If individuals are randomly selected into the sample and we are sure that there are no unobserved variables that predict the likelihood of being included in the sample, we can use a single equation model. Using a list of predictors to predict the outcome in a single equation can only worsen the selection bias problem because it may change the unexplained variance for the propensity to be included in the sample when regressed on a set of predictors without changing the covariance between error terms for both the selection and outcome equations. Both the Heckman Selection Model and the Pattern Mixture Model can be used to address data that are potentially missing not at random.

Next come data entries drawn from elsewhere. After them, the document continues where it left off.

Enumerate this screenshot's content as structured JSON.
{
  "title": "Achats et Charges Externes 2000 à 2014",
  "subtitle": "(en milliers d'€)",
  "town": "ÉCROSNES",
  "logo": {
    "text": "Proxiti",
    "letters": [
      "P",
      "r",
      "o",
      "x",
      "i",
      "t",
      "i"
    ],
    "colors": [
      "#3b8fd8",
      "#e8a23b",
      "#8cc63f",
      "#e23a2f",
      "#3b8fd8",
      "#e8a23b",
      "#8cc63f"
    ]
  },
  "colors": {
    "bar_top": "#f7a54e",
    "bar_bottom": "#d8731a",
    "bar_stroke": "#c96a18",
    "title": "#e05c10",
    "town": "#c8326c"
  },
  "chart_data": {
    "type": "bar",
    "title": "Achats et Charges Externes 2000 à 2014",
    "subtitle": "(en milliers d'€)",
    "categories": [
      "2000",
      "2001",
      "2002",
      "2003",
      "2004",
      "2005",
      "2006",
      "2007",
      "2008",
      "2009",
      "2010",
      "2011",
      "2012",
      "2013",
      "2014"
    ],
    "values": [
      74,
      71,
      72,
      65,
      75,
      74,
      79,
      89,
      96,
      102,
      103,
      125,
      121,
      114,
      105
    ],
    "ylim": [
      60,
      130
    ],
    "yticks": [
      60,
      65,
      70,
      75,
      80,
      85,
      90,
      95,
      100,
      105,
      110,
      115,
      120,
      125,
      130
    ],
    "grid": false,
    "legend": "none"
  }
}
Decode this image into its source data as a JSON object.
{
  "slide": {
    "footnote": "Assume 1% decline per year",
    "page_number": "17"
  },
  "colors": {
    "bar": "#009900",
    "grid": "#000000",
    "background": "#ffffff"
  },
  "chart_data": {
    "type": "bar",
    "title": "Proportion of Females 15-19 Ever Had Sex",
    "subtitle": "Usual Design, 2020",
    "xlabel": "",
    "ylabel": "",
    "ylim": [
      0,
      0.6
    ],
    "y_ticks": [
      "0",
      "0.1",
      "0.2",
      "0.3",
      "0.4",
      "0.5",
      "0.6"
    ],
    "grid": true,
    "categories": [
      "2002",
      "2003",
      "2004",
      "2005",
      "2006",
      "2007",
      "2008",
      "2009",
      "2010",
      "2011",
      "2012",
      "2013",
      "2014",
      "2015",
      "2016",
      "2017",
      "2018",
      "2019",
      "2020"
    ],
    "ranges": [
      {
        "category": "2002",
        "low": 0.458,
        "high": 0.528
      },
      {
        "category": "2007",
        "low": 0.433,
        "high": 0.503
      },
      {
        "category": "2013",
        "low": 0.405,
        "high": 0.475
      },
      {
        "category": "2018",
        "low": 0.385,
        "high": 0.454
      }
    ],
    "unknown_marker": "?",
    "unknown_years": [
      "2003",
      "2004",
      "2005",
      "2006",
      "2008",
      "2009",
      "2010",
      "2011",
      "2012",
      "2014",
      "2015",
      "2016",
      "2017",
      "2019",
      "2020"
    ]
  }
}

The Heckman Selection Model corrects for selection bias by using a two-stage procedure to simultaneously estimate using a maximum likelihood approach. In the first stage (i.e. the selection model), a dummy variable indicating whether a characteristic is present (=1) is regressed on a vector predictor variables using a probit regression model. This vector represents the characteristics pertaining to an individual, a region (e.g. county, state, country, etc.), and so forth. Then, the predicted values from the probit regression model are obtained and used to form the inverse Mills ratio. In the second stage (i.e. the outcome model), the inverse Mills ratio are used as a predictor variable in the OLS regression model.

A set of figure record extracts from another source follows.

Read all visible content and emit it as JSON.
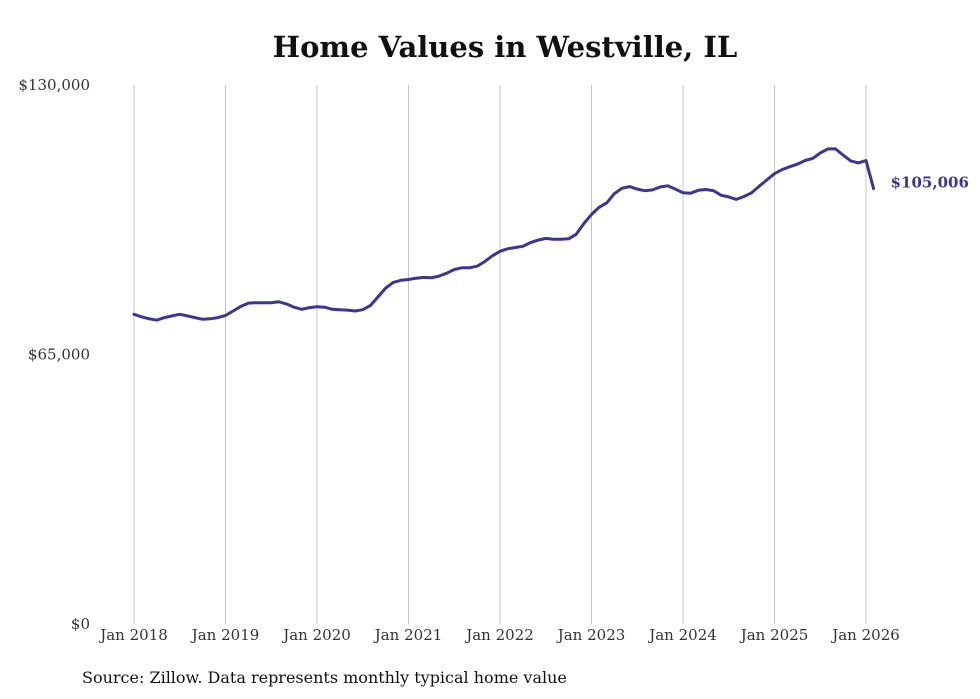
{
  "chart_data": {
    "type": "line",
    "title": "Home Values in Westville, IL",
    "xlabel": "",
    "ylabel": "",
    "ylim": [
      0,
      130000
    ],
    "y_ticks": [
      0,
      65000,
      130000
    ],
    "y_tick_labels": [
      "$0",
      "$65,000",
      "$130,000"
    ],
    "x_tick_labels": [
      "Jan 2018",
      "Jan 2019",
      "Jan 2020",
      "Jan 2021",
      "Jan 2022",
      "Jan 2023",
      "Jan 2024",
      "Jan 2025",
      "Jan 2026"
    ],
    "x_tick_years": [
      2018,
      2019,
      2020,
      2021,
      2022,
      2023,
      2024,
      2025,
      2026
    ],
    "grid": "vertical",
    "line_color": "#3a3596",
    "end_label": "$105,006",
    "series": [
      {
        "name": "Typical home value",
        "x": [
          2018.0,
          2018.083,
          2018.167,
          2018.25,
          2018.333,
          2018.417,
          2018.5,
          2018.583,
          2018.667,
          2018.75,
          2018.833,
          2018.917,
          2019.0,
          2019.083,
          2019.167,
          2019.25,
          2019.333,
          2019.417,
          2019.5,
          2019.583,
          2019.667,
          2019.75,
          2019.833,
          2019.917,
          2020.0,
          2020.083,
          2020.167,
          2020.25,
          2020.333,
          2020.417,
          2020.5,
          2020.583,
          2020.667,
          2020.75,
          2020.833,
          2020.917,
          2021.0,
          2021.083,
          2021.167,
          2021.25,
          2021.333,
          2021.417,
          2021.5,
          2021.583,
          2021.667,
          2021.75,
          2021.833,
          2021.917,
          2022.0,
          2022.083,
          2022.167,
          2022.25,
          2022.333,
          2022.417,
          2022.5,
          2022.583,
          2022.667,
          2022.75,
          2022.833,
          2022.917,
          2023.0,
          2023.083,
          2023.167,
          2023.25,
          2023.333,
          2023.417,
          2023.5,
          2023.583,
          2023.667,
          2023.75,
          2023.833,
          2023.917,
          2024.0,
          2024.083,
          2024.167,
          2024.25,
          2024.333,
          2024.417,
          2024.5,
          2024.583,
          2024.667,
          2024.75,
          2024.833,
          2024.917,
          2025.0,
          2025.083,
          2025.167,
          2025.25,
          2025.333,
          2025.417,
          2025.5,
          2025.583,
          2025.667,
          2025.75,
          2025.833,
          2025.917,
          2026.0,
          2026.083
        ],
        "values": [
          74700,
          74100,
          73600,
          73300,
          73900,
          74300,
          74700,
          74300,
          73900,
          73500,
          73600,
          73900,
          74400,
          75500,
          76600,
          77400,
          77500,
          77500,
          77500,
          77700,
          77200,
          76400,
          75900,
          76300,
          76500,
          76400,
          75900,
          75800,
          75700,
          75500,
          75800,
          76800,
          78900,
          81000,
          82400,
          82900,
          83100,
          83400,
          83600,
          83500,
          83900,
          84600,
          85500,
          85900,
          85900,
          86300,
          87400,
          88800,
          89900,
          90500,
          90800,
          91100,
          92000,
          92600,
          93000,
          92800,
          92800,
          92900,
          94000,
          96600,
          98800,
          100500,
          101600,
          103800,
          105100,
          105500,
          104900,
          104500,
          104700,
          105400,
          105700,
          104900,
          104000,
          103900,
          104600,
          104800,
          104500,
          103400,
          103000,
          102400,
          103100,
          104000,
          105600,
          107100,
          108600,
          109600,
          110300,
          110900,
          111800,
          112300,
          113600,
          114600,
          114600,
          113100,
          111700,
          111200,
          111800,
          105006
        ]
      }
    ]
  },
  "footer": {
    "source": "Source: Zillow. Data represents monthly typical home value"
  }
}
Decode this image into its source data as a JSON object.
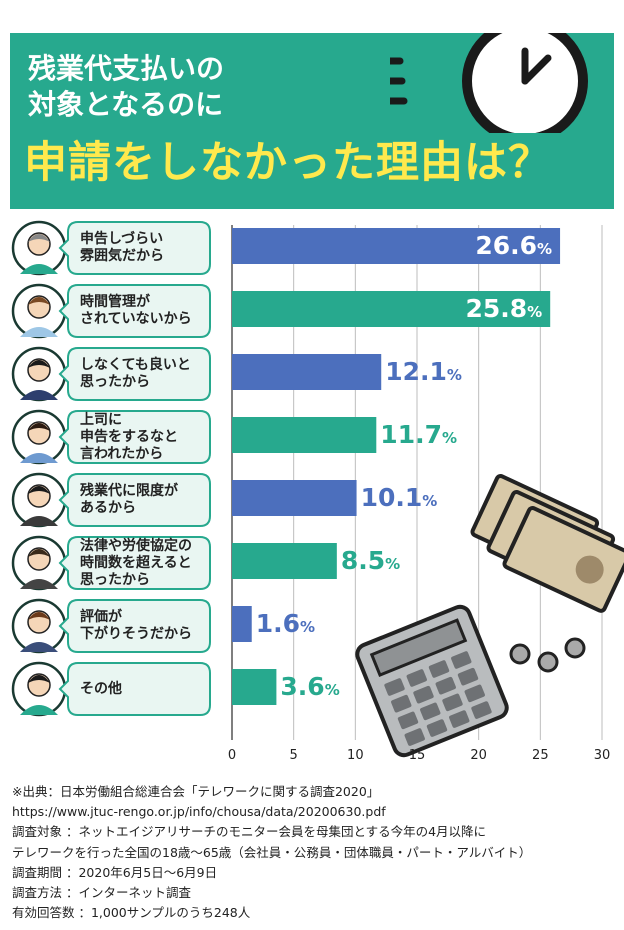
{
  "header": {
    "title_line1": "残業代支払いの",
    "title_line2": "対象となるのに",
    "subtitle": "申請をしなかった理由は？"
  },
  "colors": {
    "header_bg": "#27a98e",
    "highlight": "#ffe94d",
    "bar_blue": "#4c6fbd",
    "bar_teal": "#27a98e",
    "bubble_bg": "#e9f6f2"
  },
  "chart_data": {
    "type": "bar",
    "orientation": "horizontal",
    "categories": [
      [
        "申告しづらい",
        "雰囲気だから"
      ],
      [
        "時間管理が",
        "されていないから"
      ],
      [
        "しなくても良いと",
        "思ったから"
      ],
      [
        "上司に",
        "申告をするなと",
        "言われたから"
      ],
      [
        "残業代に限度が",
        "あるから"
      ],
      [
        "法律や労使協定の",
        "時間数を超えると",
        "思ったから"
      ],
      [
        "評価が",
        "下がりそうだから"
      ],
      [
        "その他"
      ]
    ],
    "values": [
      26.6,
      25.8,
      12.1,
      11.7,
      10.1,
      8.5,
      1.6,
      3.6
    ],
    "value_labels": [
      "26.6",
      "25.8",
      "12.1",
      "11.7",
      "10.1",
      "8.5",
      "1.6",
      "3.6"
    ],
    "unit": "%",
    "bar_colors": [
      "#4c6fbd",
      "#27a98e",
      "#4c6fbd",
      "#27a98e",
      "#4c6fbd",
      "#27a98e",
      "#4c6fbd",
      "#27a98e"
    ],
    "xlim": [
      0,
      30
    ],
    "xticks": [
      0,
      5,
      10,
      15,
      20,
      25,
      30
    ],
    "grid": true
  },
  "notes": [
    "※出典：日本労働組合総連合会「テレワークに関する調査2020」",
    "https://www.jtuc-rengo.or.jp/info/chousa/data/20200630.pdf",
    "調査対象 ：ネットエイジアリサーチのモニター会員を母集団とする今年の4月以降に",
    "テレワークを行った全国の18歳～65歳（会社員・公務員・団体職員・パート・アルバイト）",
    "調査期間 ：2020年6月5日～6月9日",
    "調査方法 ：インターネット調査",
    "有効回答数 ：1,000サンプルのうち248人"
  ]
}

The Pattern Mixture Model can be used to determine if non-ignorable non-response is present in longitudinal data (Little, 1993 and 1995). As such, when non-ignorable non-response in longitudinal studies is a concern (Fitzmaurice et al., 2001; Hedeker and Gibbons, 1997; Pauler et al., 2003), this approach can help clarify the gaps between missing-at-random based analyses and the range of plausible biases induced by possibly non-ignorable missing data (Paddock et al., 2006).
Both techniques derive their inference based on the joint density [f(Y, R)] for the outcomes of interest (Yi) and the missing data indicator which indexes patterns of missing data variable (Ri). However, they employ the conditional probability rule in opposite directions. As such, the joint densities are factored differently across these two models.
The joint density is factored as f(Y, R) = Prob(R|Y)f(Y) in the Heckman Selection models, where f(Y) is the distribution of the full dataset and Prob(R|Y) is the selection function (response mechanism). As such, under this approach, the mechanism of the missing data has to be explicitly modeled because both the observed and unobserved values of a variable determine whether the subject is missing.
The joint density is factored as f(Y, R) = f(Y|R)Prob(R) in the Pattern Mixture models, where f(Y|R) are the distributions of the observed and missing data and Prob(R) is the marginal response probability. Under this approach, the data are stratified by the missing-data patterns based on the variables under consideration and f(Yi|Ri) does not equal f(Yi). This is because the Pattern Mixture model accounts for non-ignorable non-response by "re-expressing" the joint density of Yiand Ri by modeling Yi conditional on Ri and by allowing f(Y|R) to differ by the patterns of missing data.
Both Y and R are random variables.
The Heckman Selection Model is conceptually appealing but the standard errors produced under this approach are often incorrect and has to be adjusted (e.g. using Heckman and Heckprob in STATA). In addition, the method can be inconsistent if there’s considerable overlap between the predictor variables in the selection model and the inverse Mills ration.
There’s no way we can know for sure whether our data/sample is missing not at random (MNAR). We need to have a very good understanding of the missing data process before deciding on whether to use one of the models (selection / pattern mixture) for data not missing at random. Likewise, both multiple imputation and maximum likelihood approaches can produce optimal inferences even if the data is MNAR but we can never be 100% sure whether we have gotten the right model. Thus, it is imperative to conduct sensitivity analysis in order to assess how sensitive our results are to the model choices (MAR vs. MNAR).
Once we have a good understanding of the missing data process, the choice between PMM and SM depends on:
1. The study objective(s)
2. How do we want to incorporate the assumption pertaining to the missing-data mechanism? However, these assumptions are untested and cannot be verified from our data.
3. How flexible is the sensitivity analysis?